Een ander voorbeeld van hoe het mis kan gaan: het komt voor dat een verzekeraar gegevens van familieleden aan elkaar koppelt (gegevens op de afdeling 'ziektekostenverzekering' aan de afdeling 'levensverzekering') zodat hij meer weet dan de verzekerde zelf. De verzekerde krijgt dan bijvoorbeeld van de verzekeraar te horen dat een levensverzekering niet mogelijk is, omdat in de familie de ziekte van Steinert voor komt. Daarover hoort hij echter zeker niet door de verzekeraar geïnformeerd te worden!

Wij achten wettelijke regels op dit gebied dringend nodig. Daarvan is ook een meerderheid in de Tweede Kamer doordrongen, zoals bijvoorbeeld bleek bij het debat over het wetsvoorstel Medische Keuringen. Nu deze wet voorlopig nog niet van kracht wordt, moeten de verschillende belangenorganisaties eerst via 'zelfregulering' tot een oplossing van de problemen zien te komen.
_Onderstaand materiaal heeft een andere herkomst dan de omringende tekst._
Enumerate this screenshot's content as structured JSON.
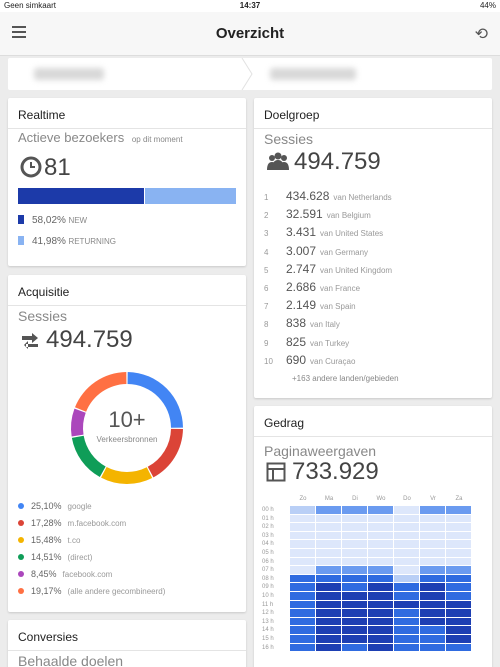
{
  "status": {
    "carrier": "Geen simkaart",
    "time": "14:37",
    "battery": "44%"
  },
  "appbar": {
    "title": "Overzicht"
  },
  "realtime": {
    "title": "Realtime",
    "subtitle": "Actieve bezoekers",
    "subtitle_note": "op dit moment",
    "count": "81",
    "new_fraction": 0.5802,
    "new_pct": "58,02%",
    "new_label": "NEW",
    "returning_pct": "41,98%",
    "returning_label": "RETURNING",
    "colors": {
      "new": "#1c3aa9",
      "returning": "#89b3f2"
    }
  },
  "acquisitie": {
    "title": "Acquisitie",
    "label": "Sessies",
    "value": "494.759",
    "center_value": "10+",
    "center_label": "Verkeersbronnen",
    "sources": [
      {
        "pct": "25,10%",
        "name": "google",
        "value": 25.1,
        "color": "#4285f4"
      },
      {
        "pct": "17,28%",
        "name": "m.facebook.com",
        "value": 17.28,
        "color": "#db4437"
      },
      {
        "pct": "15,48%",
        "name": "t.co",
        "value": 15.48,
        "color": "#f4b400"
      },
      {
        "pct": "14,51%",
        "name": "(direct)",
        "value": 14.51,
        "color": "#0f9d58"
      },
      {
        "pct": "8,45%",
        "name": "facebook.com",
        "value": 8.45,
        "color": "#ab47bc"
      },
      {
        "pct": "19,17%",
        "name": "(alle andere gecombineerd)",
        "value": 19.17,
        "color": "#ff7043"
      }
    ]
  },
  "conversies": {
    "title": "Conversies",
    "label": "Behaalde doelen"
  },
  "doelgroep": {
    "title": "Doelgroep",
    "label": "Sessies",
    "value": "494.759",
    "countries": [
      {
        "rank": "1",
        "value": "434.628",
        "name": "van Netherlands"
      },
      {
        "rank": "2",
        "value": "32.591",
        "name": "van Belgium"
      },
      {
        "rank": "3",
        "value": "3.431",
        "name": "van United States"
      },
      {
        "rank": "4",
        "value": "3.007",
        "name": "van Germany"
      },
      {
        "rank": "5",
        "value": "2.747",
        "name": "van United Kingdom"
      },
      {
        "rank": "6",
        "value": "2.686",
        "name": "van France"
      },
      {
        "rank": "7",
        "value": "2.149",
        "name": "van Spain"
      },
      {
        "rank": "8",
        "value": "838",
        "name": "van Italy"
      },
      {
        "rank": "9",
        "value": "825",
        "name": "van Turkey"
      },
      {
        "rank": "10",
        "value": "690",
        "name": "van Curaçao"
      }
    ],
    "more": "+163 andere landen/gebieden"
  },
  "gedrag": {
    "title": "Gedrag",
    "label": "Paginaweergaven",
    "value": "733.929",
    "days": [
      "Zo",
      "Ma",
      "Di",
      "Wo",
      "Do",
      "Vr",
      "Za"
    ],
    "hours": [
      "00 h",
      "01 h",
      "02 h",
      "03 h",
      "04 h",
      "05 h",
      "06 h",
      "07 h",
      "08 h",
      "09 h",
      "10 h",
      "11 h",
      "12 h",
      "13 h",
      "14 h",
      "15 h",
      "16 h"
    ],
    "levels": [
      [
        1,
        2,
        2,
        2,
        0,
        2,
        2
      ],
      [
        0,
        0,
        0,
        0,
        0,
        0,
        0
      ],
      [
        0,
        0,
        0,
        0,
        0,
        0,
        0
      ],
      [
        0,
        0,
        0,
        0,
        0,
        0,
        0
      ],
      [
        0,
        0,
        0,
        0,
        0,
        0,
        0
      ],
      [
        0,
        0,
        0,
        0,
        0,
        0,
        0
      ],
      [
        0,
        0,
        0,
        0,
        0,
        0,
        0
      ],
      [
        0,
        2,
        2,
        2,
        0,
        2,
        2
      ],
      [
        3,
        3,
        3,
        3,
        1,
        3,
        3
      ],
      [
        3,
        4,
        3,
        4,
        3,
        4,
        3
      ],
      [
        3,
        4,
        4,
        4,
        3,
        4,
        3
      ],
      [
        3,
        4,
        4,
        4,
        4,
        4,
        4
      ],
      [
        3,
        4,
        4,
        4,
        3,
        4,
        4
      ],
      [
        3,
        4,
        4,
        4,
        3,
        4,
        4
      ],
      [
        3,
        4,
        4,
        4,
        3,
        3,
        4
      ],
      [
        3,
        4,
        4,
        4,
        3,
        3,
        4
      ],
      [
        3,
        4,
        3,
        4,
        3,
        3,
        3
      ]
    ],
    "palette": [
      "#dde7fb",
      "#b9cff6",
      "#6b9bf0",
      "#2f6be0",
      "#1d3fb3"
    ]
  }
}
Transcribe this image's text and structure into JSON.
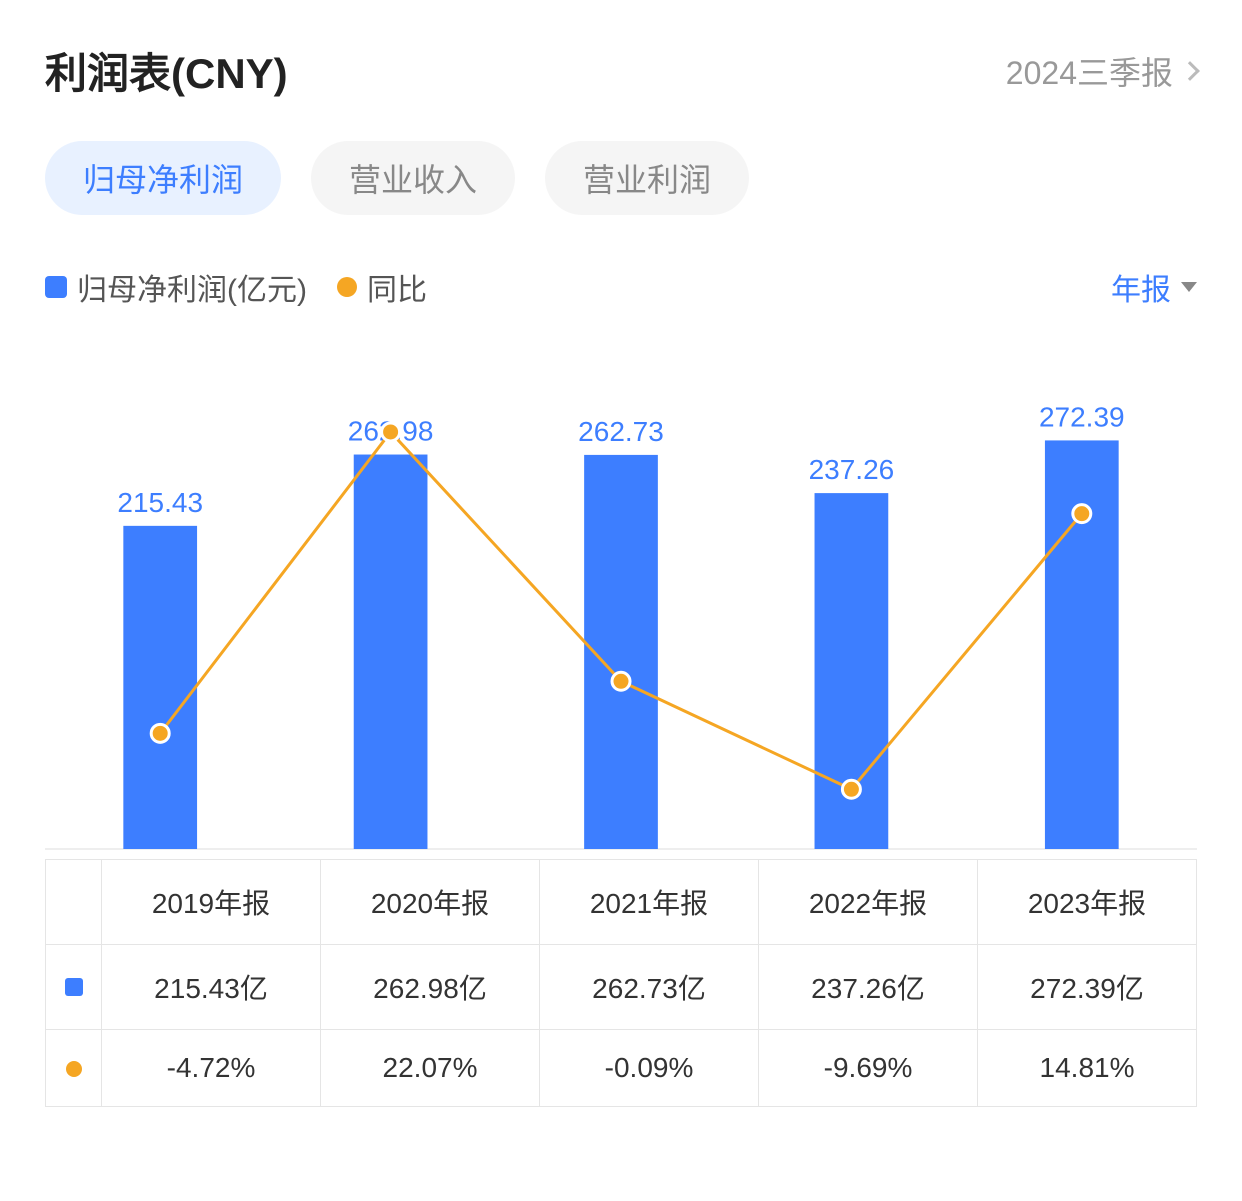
{
  "header": {
    "title": "利润表(CNY)",
    "period_label": "2024三季报"
  },
  "tabs": [
    {
      "label": "归母净利润",
      "active": true
    },
    {
      "label": "营业收入",
      "active": false
    },
    {
      "label": "营业利润",
      "active": false
    }
  ],
  "legend": {
    "series_bar": {
      "label": "归母净利润(亿元)",
      "color": "#3d7eff"
    },
    "series_line": {
      "label": "同比",
      "color": "#f5a623"
    }
  },
  "report_type_selector": {
    "label": "年报"
  },
  "chart": {
    "type": "bar+line",
    "background_color": "#ffffff",
    "categories": [
      "2019年报",
      "2020年报",
      "2021年报",
      "2022年报",
      "2023年报"
    ],
    "bars": {
      "values": [
        215.43,
        262.98,
        262.73,
        237.26,
        272.39
      ],
      "value_labels": [
        "215.43",
        "262.98",
        "262.73",
        "237.26",
        "272.39"
      ],
      "color": "#3d7eff",
      "bar_width_ratio": 0.32,
      "ylim": [
        0,
        300
      ],
      "label_fontsize": 28
    },
    "line": {
      "values": [
        -4.72,
        22.07,
        -0.09,
        -9.69,
        14.81
      ],
      "color": "#f5a623",
      "marker_fill": "#f5a623",
      "marker_stroke": "#ffffff",
      "marker_radius": 9,
      "line_width": 3,
      "ylim": [
        -15,
        25
      ]
    },
    "baseline_color": "#dddddd",
    "label_color": "#3d7eff"
  },
  "table": {
    "columns": [
      "2019年报",
      "2020年报",
      "2021年报",
      "2022年报",
      "2023年报"
    ],
    "rows": [
      {
        "marker": {
          "type": "square",
          "color": "#3d7eff"
        },
        "cells": [
          "215.43亿",
          "262.98亿",
          "262.73亿",
          "237.26亿",
          "272.39亿"
        ],
        "cell_class": [
          "",
          "",
          "",
          "",
          ""
        ]
      },
      {
        "marker": {
          "type": "circle",
          "color": "#f5a623"
        },
        "cells": [
          "-4.72%",
          "22.07%",
          "-0.09%",
          "-9.69%",
          "14.81%"
        ],
        "cell_class": [
          "neg",
          "pos",
          "neg",
          "neg",
          "pos"
        ]
      }
    ],
    "positive_color": "#f04848",
    "negative_color": "#1db06b"
  },
  "footer_watermark": ""
}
De Gezondheidsraad en de VSOP hameren op de noodzaak van evenwichtige voorlichting en onderwijs en van betere opvang van mensen die geconfronteerd worden met erfelijkheidsproblematiek. Er moet onaflatend worden gewerkt aan een solidair maatschappelijk klimaat waarin - onder andere door waarborgen in de sociale zekerheid - ruimte is en blijft voor individuele keuzevrijheid en voor aanvaarding, respect en waardering voor gehandicapten in het algemeen. Hun plaats in de samenleving hoort verzekerd te zijn en te blijven.

Het publiek debat begeeft zich in dezelfde richting. Het is goed dat de eerdergenoemde Slotverklaring aandacht vraagt voor de begeleiding van de betrokkenen. De kwaliteit van de zorg op eerste- en tweedelijnsniveau in de gezondheidszorg (huisarts, ziekenhuizen) laat te wensen over als het gaat om erfelijkheid en aangeboren aandoeningen.

Verbeteringen in de sfeer van tijdige en juiste voorlichting, tijdige en exacte diagnostiek, opvang en begeleiding dienen bij voorkeur vorm te krijgen in samenwerking met de academische centra voor klinische genetica. Een netwerk van laagdrempelige spreekuren in ziekenhuizen in samenwerking met deze centra kan hier een uitkomst bieden. Ook aan bijstelling van de opleidingen voor artsen en een (verplicht) bijscholingsprogramma op dit gebied valt ons inziens niet te ontkomen.